韓国の野球場といえば、昔はおじさんと野球少年だらけだったと聞く。観客席のあちこちにお酒の空き瓶が転がり、タバコの煙で満ちていたとか。そこに女性が現れるようになって、球場の文化も徐々に変化し始めたそうだ。
まず、よく目にするようになったのが女性ファン手作りのプラカード。
これは、選手を励ますためでもあるが、同時に自分がどの選手のファンなのかを示すものでもあるらしい。最近は、「優勝するまで嫁に行かない」「ボールの代わりに私を取りにきて」といった女子ならではの面白文句もたくさんあるようだ。
また、応援するチームのユニフォームを可愛く着こなした女性ファンも多い。女性客の急増に歩調を合わせるように、各球団も女性向けグッズの販売を盛り上げている。なかでもピンク色のユニフォームや帽子、マスコットの付いたカチューシャーなど、球場で大活用できるグッズが売れ筋なんだとか。
気になるのは、女性ファンに人気のある球団。韓国で最も女性ファンに愛されているのは、ずばり「斗山ベアーズ」だろう。女性の入場料を割引する「クイーンズ・デー (Queen’s Day)」や、選手との「フォトタイム」などを開催して、女性ファンを喜ばせている。
女性ファンの急増が影響してか、プロ野球選手もすっかりアイドル扱いだ。
最近はイケメン選手が増えたこともあり、女性ファンの中には、選手の汗すら逃さない勢いで写真を撮りまくる人も多い。まるでアイドルに会いに行く感覚で球場を訪れているわけだ。

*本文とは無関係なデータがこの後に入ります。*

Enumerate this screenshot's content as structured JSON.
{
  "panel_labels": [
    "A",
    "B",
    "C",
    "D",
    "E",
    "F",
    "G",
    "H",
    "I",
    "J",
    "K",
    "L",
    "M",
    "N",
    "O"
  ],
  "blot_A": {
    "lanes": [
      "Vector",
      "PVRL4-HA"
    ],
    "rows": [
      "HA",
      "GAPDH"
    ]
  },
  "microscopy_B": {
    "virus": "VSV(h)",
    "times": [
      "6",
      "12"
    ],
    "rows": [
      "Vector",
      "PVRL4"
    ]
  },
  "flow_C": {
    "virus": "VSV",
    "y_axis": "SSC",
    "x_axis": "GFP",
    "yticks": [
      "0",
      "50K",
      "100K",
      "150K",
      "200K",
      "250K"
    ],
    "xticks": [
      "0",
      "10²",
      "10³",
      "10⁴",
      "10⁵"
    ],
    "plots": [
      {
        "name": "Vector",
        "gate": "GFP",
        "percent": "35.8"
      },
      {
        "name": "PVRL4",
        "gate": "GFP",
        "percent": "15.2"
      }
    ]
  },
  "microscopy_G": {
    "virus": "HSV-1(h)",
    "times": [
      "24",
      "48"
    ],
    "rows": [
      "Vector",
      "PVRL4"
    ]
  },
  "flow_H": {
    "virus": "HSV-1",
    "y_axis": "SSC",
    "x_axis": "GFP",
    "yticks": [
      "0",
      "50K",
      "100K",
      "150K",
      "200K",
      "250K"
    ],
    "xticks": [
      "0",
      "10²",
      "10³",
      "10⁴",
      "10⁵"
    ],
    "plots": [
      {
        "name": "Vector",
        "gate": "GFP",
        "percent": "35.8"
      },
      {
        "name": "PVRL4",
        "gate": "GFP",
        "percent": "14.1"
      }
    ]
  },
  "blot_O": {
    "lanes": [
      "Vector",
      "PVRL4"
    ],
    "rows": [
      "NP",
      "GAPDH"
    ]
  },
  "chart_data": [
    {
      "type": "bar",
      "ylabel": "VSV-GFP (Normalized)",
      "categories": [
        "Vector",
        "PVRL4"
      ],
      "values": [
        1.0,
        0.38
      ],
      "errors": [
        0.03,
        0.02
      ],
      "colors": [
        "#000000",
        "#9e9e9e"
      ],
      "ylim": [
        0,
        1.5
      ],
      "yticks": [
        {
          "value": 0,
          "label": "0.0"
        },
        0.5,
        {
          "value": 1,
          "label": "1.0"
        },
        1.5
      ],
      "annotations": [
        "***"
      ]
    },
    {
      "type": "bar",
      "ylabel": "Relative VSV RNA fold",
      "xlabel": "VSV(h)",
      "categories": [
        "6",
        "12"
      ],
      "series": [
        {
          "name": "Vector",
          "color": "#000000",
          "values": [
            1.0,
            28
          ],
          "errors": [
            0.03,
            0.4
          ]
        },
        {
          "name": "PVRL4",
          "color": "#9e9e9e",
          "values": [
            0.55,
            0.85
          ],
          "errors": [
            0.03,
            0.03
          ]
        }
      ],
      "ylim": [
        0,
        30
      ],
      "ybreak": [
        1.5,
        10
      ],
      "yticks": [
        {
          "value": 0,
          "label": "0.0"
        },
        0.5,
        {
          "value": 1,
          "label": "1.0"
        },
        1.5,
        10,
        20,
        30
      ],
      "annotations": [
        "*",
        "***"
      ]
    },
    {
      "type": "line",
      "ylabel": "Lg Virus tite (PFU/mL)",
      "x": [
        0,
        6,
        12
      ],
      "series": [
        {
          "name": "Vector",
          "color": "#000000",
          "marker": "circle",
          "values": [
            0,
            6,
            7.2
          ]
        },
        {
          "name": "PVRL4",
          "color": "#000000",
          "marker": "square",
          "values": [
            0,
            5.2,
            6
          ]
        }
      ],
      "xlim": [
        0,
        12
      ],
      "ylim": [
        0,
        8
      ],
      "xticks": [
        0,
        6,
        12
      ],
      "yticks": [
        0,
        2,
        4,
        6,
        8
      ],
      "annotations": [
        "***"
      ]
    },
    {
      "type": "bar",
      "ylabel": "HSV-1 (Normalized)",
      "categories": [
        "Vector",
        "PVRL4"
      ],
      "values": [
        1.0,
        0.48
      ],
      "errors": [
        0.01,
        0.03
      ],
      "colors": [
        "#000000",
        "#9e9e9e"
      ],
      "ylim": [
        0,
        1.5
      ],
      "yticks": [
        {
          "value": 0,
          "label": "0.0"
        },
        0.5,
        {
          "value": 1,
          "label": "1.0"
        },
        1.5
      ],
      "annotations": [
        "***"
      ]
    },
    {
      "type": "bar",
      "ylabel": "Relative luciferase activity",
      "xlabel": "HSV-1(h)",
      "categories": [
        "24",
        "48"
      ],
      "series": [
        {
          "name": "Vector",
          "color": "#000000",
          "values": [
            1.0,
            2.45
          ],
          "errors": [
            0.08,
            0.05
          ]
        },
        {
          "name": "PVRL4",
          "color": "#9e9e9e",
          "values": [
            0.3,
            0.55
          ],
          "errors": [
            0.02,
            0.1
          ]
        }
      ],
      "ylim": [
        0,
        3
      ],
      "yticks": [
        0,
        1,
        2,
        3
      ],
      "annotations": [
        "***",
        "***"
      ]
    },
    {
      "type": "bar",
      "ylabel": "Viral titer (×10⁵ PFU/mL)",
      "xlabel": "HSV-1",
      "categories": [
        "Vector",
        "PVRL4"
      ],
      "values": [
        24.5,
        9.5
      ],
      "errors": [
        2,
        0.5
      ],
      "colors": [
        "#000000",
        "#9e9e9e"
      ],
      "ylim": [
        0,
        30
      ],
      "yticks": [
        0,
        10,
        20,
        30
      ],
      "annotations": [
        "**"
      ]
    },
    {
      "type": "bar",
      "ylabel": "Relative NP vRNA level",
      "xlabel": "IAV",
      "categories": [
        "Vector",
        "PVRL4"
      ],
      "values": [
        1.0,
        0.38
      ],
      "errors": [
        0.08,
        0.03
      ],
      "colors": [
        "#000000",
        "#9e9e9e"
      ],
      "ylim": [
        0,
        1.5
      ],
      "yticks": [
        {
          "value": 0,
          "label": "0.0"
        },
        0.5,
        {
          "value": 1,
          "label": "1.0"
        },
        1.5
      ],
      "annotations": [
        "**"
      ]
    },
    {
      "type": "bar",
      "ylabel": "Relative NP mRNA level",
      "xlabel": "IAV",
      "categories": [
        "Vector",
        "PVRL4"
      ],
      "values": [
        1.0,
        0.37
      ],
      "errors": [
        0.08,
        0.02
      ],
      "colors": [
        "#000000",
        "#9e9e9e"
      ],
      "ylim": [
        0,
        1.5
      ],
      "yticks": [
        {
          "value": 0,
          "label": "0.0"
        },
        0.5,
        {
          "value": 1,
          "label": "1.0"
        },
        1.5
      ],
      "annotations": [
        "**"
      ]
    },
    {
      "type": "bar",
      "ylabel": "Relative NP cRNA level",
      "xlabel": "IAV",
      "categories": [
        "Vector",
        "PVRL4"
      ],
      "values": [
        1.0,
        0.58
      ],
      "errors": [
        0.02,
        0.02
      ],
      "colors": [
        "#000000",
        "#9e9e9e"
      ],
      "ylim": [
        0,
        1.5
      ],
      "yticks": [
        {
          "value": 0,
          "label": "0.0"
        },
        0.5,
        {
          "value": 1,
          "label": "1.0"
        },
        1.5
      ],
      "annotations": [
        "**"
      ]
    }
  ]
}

一方、ミーハー的ではない“本格的な野球女子”も年々増えているとか。彼女たちは審判並みにルールを勉強し、プロ野球だけじゃなく、メジャーリーグや高校野球もチェックするらしい。彼氏とのデートも球場で済ますくらいなので、もはや“オタク”と言っても過言ではないようだ。
女性ファンから「男性チアリーダーもいて欲しい」との声も上がる韓国のプロ野球。今年も、韓国各地の野球場を盛り上げるのは、女性ファンに違いない。